L’histoire des objets est aujourd’hui bien étudiée — la parution en 2020 du Magasin du monde, de Pierre Singaravélou et Sylvain Venayre en est un bon exemple. Elle peut fournir le fond contextuel d’études particulières s’attachant à des objets précis et constituer matière à récits. Ceux qui m’intéressent dans Constellation du tigre et Le Grand pillage, ce sont les objets prélevés, captés, pillés, le plus souvent dans des situations de violence. C’est pourquoi à cette notion d’objets, je préfère celle de trophées : elle permet d’y inscrire les animaux, dont les reliques sous la forme entière, naturalisée, ou partielle, telles les peaux, têtes et ossements, inscrivent totalement leur captation dans un cycle de violences et de souffrances, qui est celui de la colonisation. Je ne parle donc pas des situations de chasses traditionnelles et rurales des pays colonisés, mais de la capacité des colonisateurs à dépasser dans l’action les raisons alimentaires ou défensives, à modifier radicalement les rapports entre les vivants.
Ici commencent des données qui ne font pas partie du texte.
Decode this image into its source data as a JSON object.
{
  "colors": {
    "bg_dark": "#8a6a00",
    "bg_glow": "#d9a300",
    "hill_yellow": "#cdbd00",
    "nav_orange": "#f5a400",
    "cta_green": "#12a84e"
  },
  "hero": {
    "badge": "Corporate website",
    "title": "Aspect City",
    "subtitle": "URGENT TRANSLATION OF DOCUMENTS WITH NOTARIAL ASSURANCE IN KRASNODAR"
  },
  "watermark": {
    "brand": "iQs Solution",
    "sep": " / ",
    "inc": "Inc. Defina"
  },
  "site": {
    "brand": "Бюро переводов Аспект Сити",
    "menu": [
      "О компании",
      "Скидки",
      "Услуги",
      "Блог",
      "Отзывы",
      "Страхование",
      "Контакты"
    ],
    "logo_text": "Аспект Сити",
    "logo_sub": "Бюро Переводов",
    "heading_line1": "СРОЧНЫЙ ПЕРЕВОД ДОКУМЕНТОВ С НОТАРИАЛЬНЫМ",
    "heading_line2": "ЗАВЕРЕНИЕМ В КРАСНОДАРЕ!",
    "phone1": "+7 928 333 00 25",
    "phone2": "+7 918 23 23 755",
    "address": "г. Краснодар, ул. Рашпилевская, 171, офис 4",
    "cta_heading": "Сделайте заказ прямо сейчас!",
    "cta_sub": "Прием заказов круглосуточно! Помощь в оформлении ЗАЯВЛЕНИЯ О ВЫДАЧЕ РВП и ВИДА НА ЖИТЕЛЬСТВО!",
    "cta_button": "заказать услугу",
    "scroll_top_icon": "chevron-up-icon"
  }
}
Vous vous êtes intéressé tout particulièrement au tigre.
En 1861, les colons français, à peine le pied posé sur la terre asiatique, décrètent qu’il est un animal nuisible, donc destructible, apte à être chassé en masse — comme dans certaines circonstances la déshumanisation de l’adversaire permet de l’éliminer —, sans tenir compte, comme l’explique très tôt Élisée Reclus, du fait que ce fauve est aussi un régulateur des ongulés dévastateurs des rizières et, à ce titre, allié du paysan du Bas-Mékong. Ces chasses multiplient l’usage des trophées, auxquels on peut ajouter les animaux vivants ramenés encagés en métropole, exposés au public, pour servir la gloire de la colonisation. Ces mutations de sens valent aussi pour les objets-trophées arrachés à leur quotidien pour ce qu’on va nommer leur intérêt scientifique ou la collection artistique inspiratrice des modernes, puis leur valeur marchande qui relance sans cesse les pillages. Il me semble donc intéressant de décrire ces pratiques de prélèvement à partir des récits des acteurs eux-mêmes, pour y déceler les modalités de basculement du sens de l’objet extrait de son contexte ordinaire. C’est parce qu’il y a dès le départ une grande aptitude des colonisateurs, chasseurs ou pillards, à ignorer, nier, gommer le sens premier de ces objets qu’il est possible au prince d’Orléans de construire des récits sur la virilité de la chasse au fauve ou à Pierre Loti de décrire la grande farce du pillage, la féérie destructrice qui l’amusait tant. C’est parce que sa vision de l’exotisme ne laisse aucune place aux Chinois que Segalen s’autorise à voler une tête de Bouddha dans une pagode chinoise. Leurs récits sont la partie enfouie d’un imaginaire qui a façonné la place de ces trophées et, par voie de conséquence, de l’animal sauvage ou de l’œuvre d’art exotique dans notre société contemporaine.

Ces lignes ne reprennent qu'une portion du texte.